We can choose some other x - values and find the corresponding y - values. For example, if \( x = 3\), then \( f(3)=(3 - 4)^2=(-1)^2 = 1\). If \( x = 5\), then \( f(5)=(5 - 4)^2=1^2 = 1\). If \( x = 2\), then \( f(2)=(2 - 4)^2=(-2)^2 = 4\). If \( x = 6\), then \( f(6)=(6 - 4)^2=2^2 = 4\).

Step 6: Sketch the graph

Plot the vertex \((4,0)\), the y - intercept \((0,16)\), and the additional points we found (like \((3,1)\), \((5,1)\), \((2,4)\), \((6,4)\)). Then, draw a smooth, upward - opening parabola that passes through these points, with the vertex at the bottom of the parabola (since it opens upwards) at \((4,0)\).

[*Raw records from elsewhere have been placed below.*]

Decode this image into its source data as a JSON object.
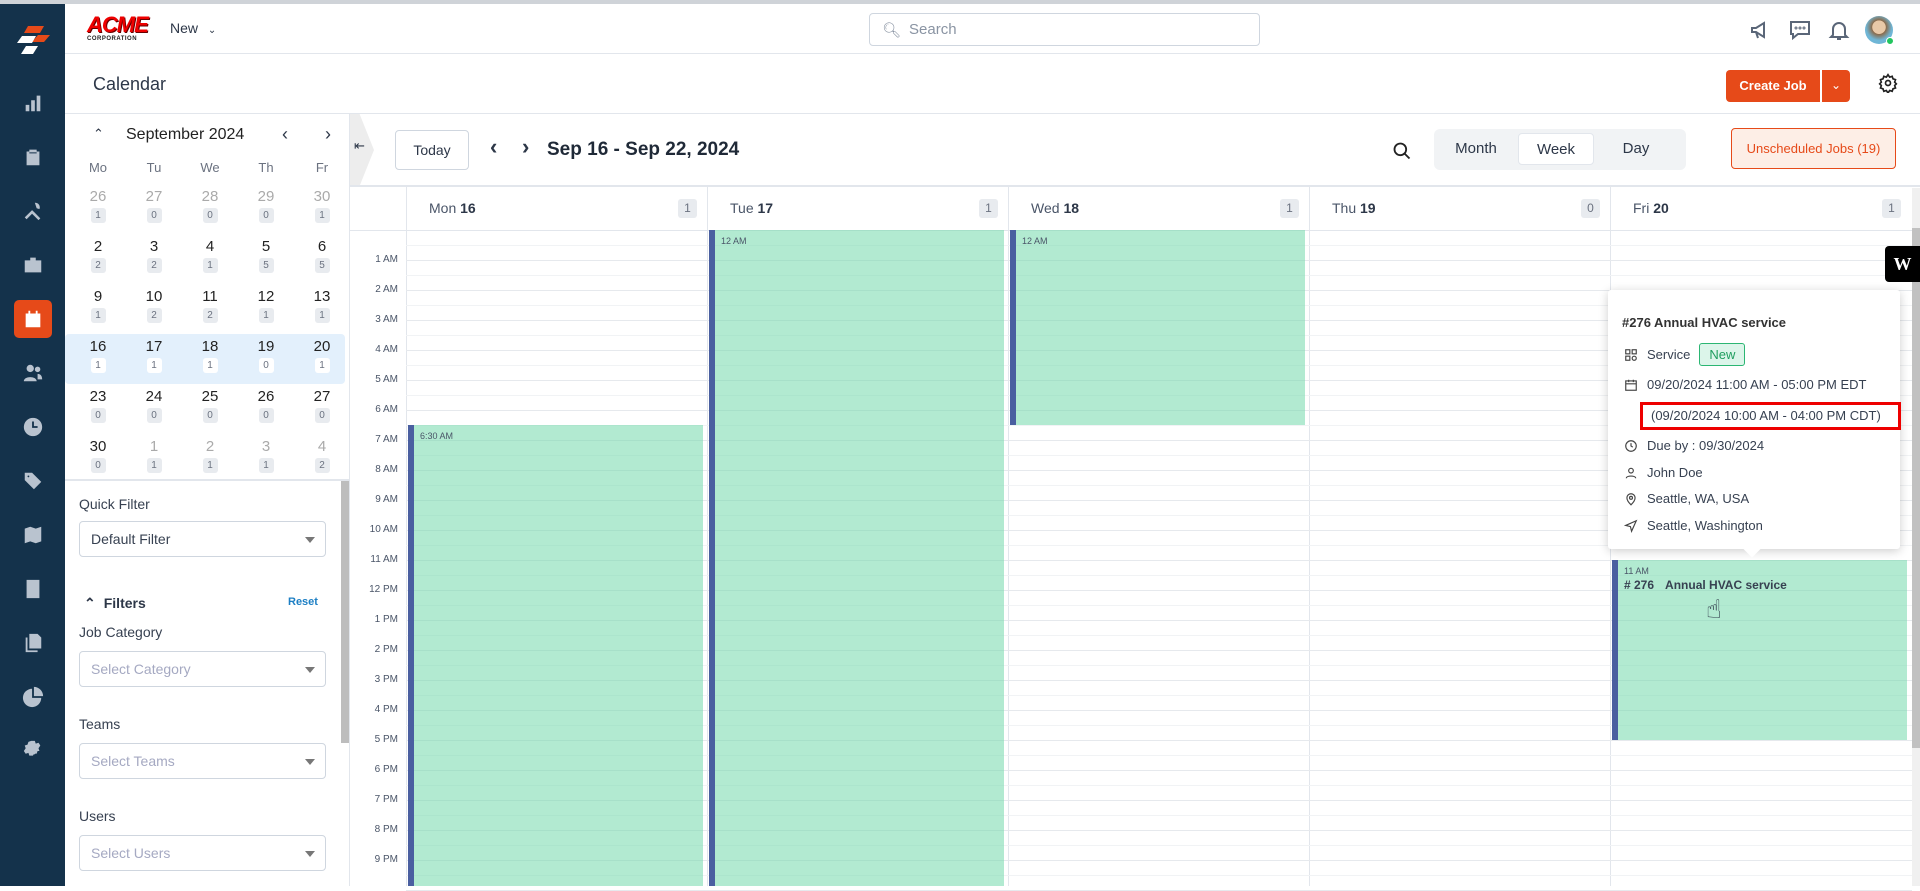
{
  "app": {
    "logo_text": "ACME CORPORATION",
    "new_label": "New",
    "search_placeholder": "Search"
  },
  "colors": {
    "accent": "#e64a19",
    "sidebar": "#14324b",
    "event": "#b2e9d4",
    "event_border": "#4a5fa0"
  },
  "sidebar": {
    "items": [
      {
        "icon": "chart-icon"
      },
      {
        "icon": "clipboard-icon"
      },
      {
        "icon": "tools-icon"
      },
      {
        "icon": "briefcase-icon"
      },
      {
        "icon": "calendar-icon",
        "active": true
      },
      {
        "icon": "users-icon"
      },
      {
        "icon": "clock-icon"
      },
      {
        "icon": "tag-icon"
      },
      {
        "icon": "map-icon"
      },
      {
        "icon": "invoice-icon"
      },
      {
        "icon": "files-icon"
      },
      {
        "icon": "pie-chart-icon"
      },
      {
        "icon": "settings-icon"
      }
    ]
  },
  "page": {
    "title": "Calendar",
    "create_job": "Create Job"
  },
  "mini_calendar": {
    "month_label": "September 2024",
    "dow": [
      "Mo",
      "Tu",
      "We",
      "Th",
      "Fr"
    ],
    "weeks": [
      [
        {
          "d": "26",
          "c": "1",
          "m": true
        },
        {
          "d": "27",
          "c": "0",
          "m": true
        },
        {
          "d": "28",
          "c": "0",
          "m": true
        },
        {
          "d": "29",
          "c": "0",
          "m": true
        },
        {
          "d": "30",
          "c": "1",
          "m": true
        }
      ],
      [
        {
          "d": "2",
          "c": "2"
        },
        {
          "d": "3",
          "c": "2"
        },
        {
          "d": "4",
          "c": "1"
        },
        {
          "d": "5",
          "c": "5"
        },
        {
          "d": "6",
          "c": "5"
        }
      ],
      [
        {
          "d": "9",
          "c": "1"
        },
        {
          "d": "10",
          "c": "2"
        },
        {
          "d": "11",
          "c": "2"
        },
        {
          "d": "12",
          "c": "1"
        },
        {
          "d": "13",
          "c": "1"
        }
      ],
      [
        {
          "d": "16",
          "c": "1"
        },
        {
          "d": "17",
          "c": "1"
        },
        {
          "d": "18",
          "c": "1"
        },
        {
          "d": "19",
          "c": "0"
        },
        {
          "d": "20",
          "c": "1"
        }
      ],
      [
        {
          "d": "23",
          "c": "0"
        },
        {
          "d": "24",
          "c": "0"
        },
        {
          "d": "25",
          "c": "0"
        },
        {
          "d": "26",
          "c": "0"
        },
        {
          "d": "27",
          "c": "0"
        }
      ],
      [
        {
          "d": "30",
          "c": "0"
        },
        {
          "d": "1",
          "c": "1",
          "m": true
        },
        {
          "d": "2",
          "c": "1",
          "m": true
        },
        {
          "d": "3",
          "c": "1",
          "m": true
        },
        {
          "d": "4",
          "c": "2",
          "m": true
        }
      ]
    ],
    "highlight_week": 3
  },
  "filters": {
    "quick_filter_label": "Quick Filter",
    "quick_filter_value": "Default Filter",
    "title": "Filters",
    "reset": "Reset",
    "job_category_label": "Job Category",
    "job_category_placeholder": "Select Category",
    "teams_label": "Teams",
    "teams_placeholder": "Select Teams",
    "users_label": "Users",
    "users_placeholder": "Select Users"
  },
  "toolbar": {
    "today": "Today",
    "range": "Sep 16 - Sep 22, 2024",
    "views": [
      "Month",
      "Week",
      "Day"
    ],
    "active_view": "Week",
    "unscheduled": "Unscheduled Jobs (19)"
  },
  "days": [
    {
      "dow": "Mon",
      "num": "16",
      "count": "1"
    },
    {
      "dow": "Tue",
      "num": "17",
      "count": "1"
    },
    {
      "dow": "Wed",
      "num": "18",
      "count": "1"
    },
    {
      "dow": "Thu",
      "num": "19",
      "count": "0"
    },
    {
      "dow": "Fri",
      "num": "20",
      "count": "1"
    }
  ],
  "hours": [
    "1 AM",
    "2 AM",
    "3 AM",
    "4 AM",
    "5 AM",
    "6 AM",
    "7 AM",
    "8 AM",
    "9 AM",
    "10 AM",
    "11 AM",
    "12 PM",
    "1 PM",
    "2 PM",
    "3 PM",
    "4 PM",
    "5 PM",
    "6 PM",
    "7 PM",
    "8 PM",
    "9 PM"
  ],
  "events": [
    {
      "day": 0,
      "start": 6.5,
      "end": 24,
      "time": "6:30 AM"
    },
    {
      "day": 1,
      "start": 0,
      "end": 24,
      "time": "12 AM"
    },
    {
      "day": 2,
      "start": 0,
      "end": 6.5,
      "time": "12 AM"
    },
    {
      "day": 4,
      "start": 11,
      "end": 17,
      "time": "11 AM",
      "number": "# 276",
      "title": "Annual HVAC service"
    }
  ],
  "popup": {
    "title": "#276 Annual HVAC service",
    "category": "Service",
    "status": "New",
    "time_edt": "09/20/2024 11:00 AM - 05:00 PM EDT",
    "time_cdt": "(09/20/2024 10:00 AM - 04:00 PM CDT)",
    "due": "Due by : 09/30/2024",
    "assignee": "John Doe",
    "location": "Seattle, WA, USA",
    "region": "Seattle, Washington"
  }
}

If you were asking for other properties (like vertex, axis of symmetry, etc.):

• Vertex: \((4,0)\)
• Axis of symmetry: The vertical line \( x = 4\) (since for a parabola in vertex form \( y=a(x - h)^2 + k\), the axis of symmetry is \( x = h\))
• Direction: Opens upwards
• x - intercept: \((4,0)\)
• y - intercept: \((0,16)\)

If the original question was about graphing, the graph is a parabola opening upwards with vertex at \((4,0)\), y - intercept at \((0,16)\) and a repeated x - intercept at \((4,0)\).